Jujur saja, obrolan dengan Arra terasa semakin menarik dengan semua jalan pemikiran gadis itu yang lain dari biasanya.

"Kenapa bisa bilang begitu?" tanya Arrio penasaran.

"Yang pertama… karena aku sering bertemu dengan banyak orang tua dan banyak anak muda di kafe ini. Di antara banyak obrolan mereka di atas meja. Dan semua cerita mereka tentang apa yang mereka lakukan. Aku sering mendengar kalimat… 'Aku tidak tahu bagaimana anakku di sekolah.' , 'aku tidak tahu bagaimana cara membuat anakku suka belajar supaya nilainya naik…' atau kalimat yang mengatakan… 'aku tidak tahu film apa yang disukainya.' Dan selain itu semua, aku juga sering mendengar dari anak – anak muda yang seumuran kita atau bahkan di atas kita bicara… 'kenapa orang tuaku suka seperti ini? Kenapa mereka selalu meminta anaknya melakukan itu?' Dan yang paling sering adalah mempertanyakan apa yang harus dia lakukan demi membahagiakan orang tuanya. Bukankah itu berarti bahwa mereka tidak saling mengenal dekat satu sama lain juga, sama sepertimu?"

Arrio mendengarkan dengan seksama setiap kalimat yang meluncur dari bibir Arra dengan tenang. Tanpa menyela sedikit pun.

"Bukan bertemu, melihat, atau bahkan tinggal dengan orang tua kita yang membuat kita disebut mengenal mereka dengan baik. Dan juga sebaliknya. Tapi bagaimana kita bisa memahami dan saling mengerti satu sama lain, yang membuat kita jadi berbeda dengan anak – anak lainnya di luar sana." Gadis itu menambahkan.

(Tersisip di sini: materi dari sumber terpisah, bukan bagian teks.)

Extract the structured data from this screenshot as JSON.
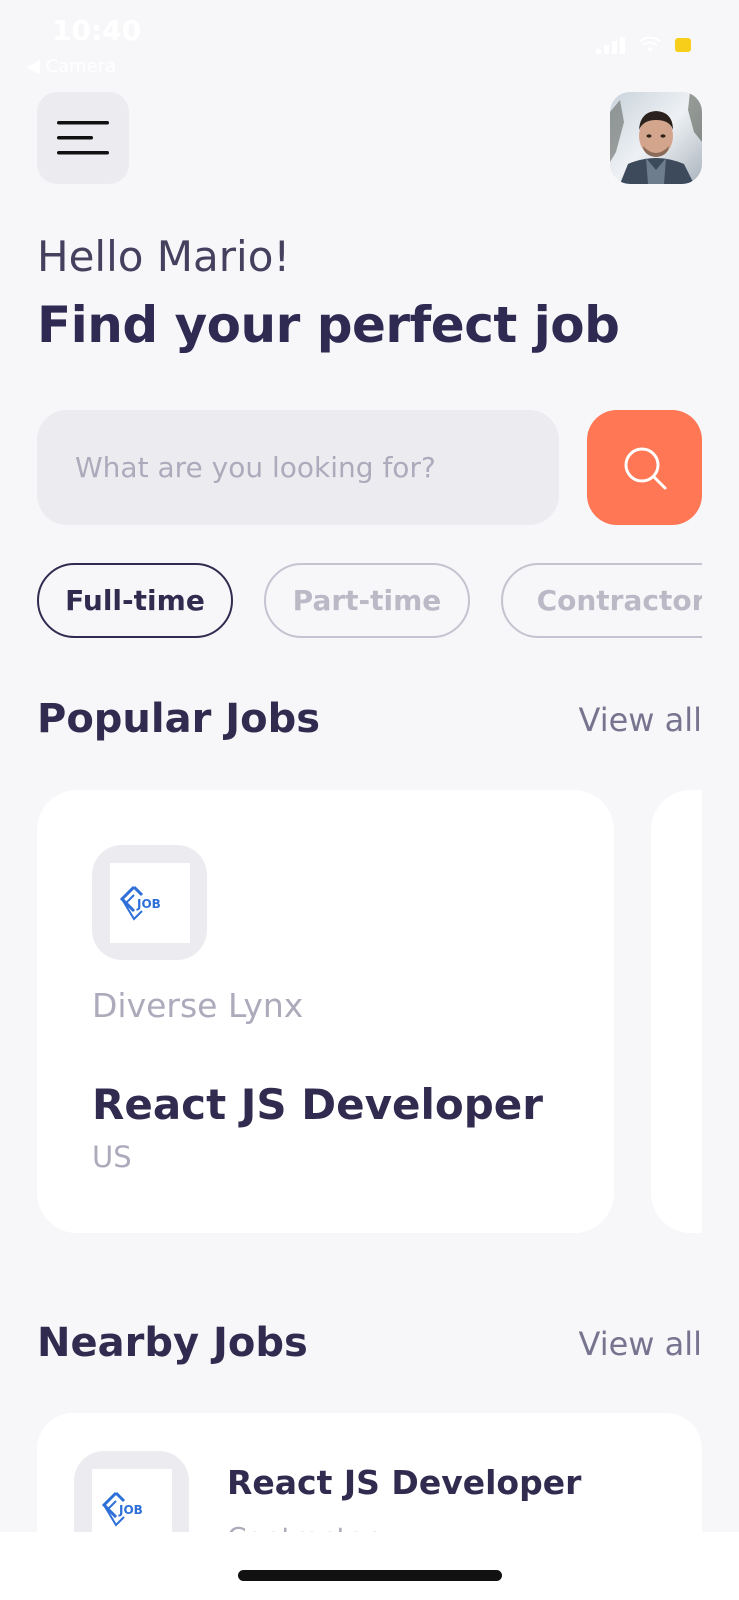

Semakin Arrio mendengar Arra berbicara seperti ini. Rasanya dia semakin kecanduan. Arra adalah seseorang yang sangat jauh berbeda dengan yang biasa dia temui. Bukan hanya soal penampilannya yang sangat sederhana untuk ukuran gadis jaman sekarang yang tinggal di kota Populer seperti Piraeus. Bahkan, Arrio yakin bahwa di sini juga dia cukup terkenal karena kafenya memiliki banyak pelanggan tetap seperti yang Harbert ceritakan sebelumnya.

Tapi rupanya, bukan hanya penampilan Arra saja yang berbeda jauh.

Namun cara pandang dan jalan pikirannya yang sangat luas pun jauh lebih menarik di hadapan Arrio. Dia terdengar tulus, jujur dan apa adanya. Semuanya tidak dibuat – buat. Simpatinya dan rasa pedulinya terhadap seseorang, bukan hanya di dasarkan oleh rasa kasihan karena status sosial yang sering terjadi di masyarakat mereka saat ini.

Tanpa sadar, Arrio semakin menyunggingkan sebuah senyum di hadapan Arra.

"Kenapa kamu senyum – senyum begitu sambil lihatin aku?" tanya Arra. "Jangan bilang kamu naksir sama aku… hahaha…" tawa renyah Arra terdengar.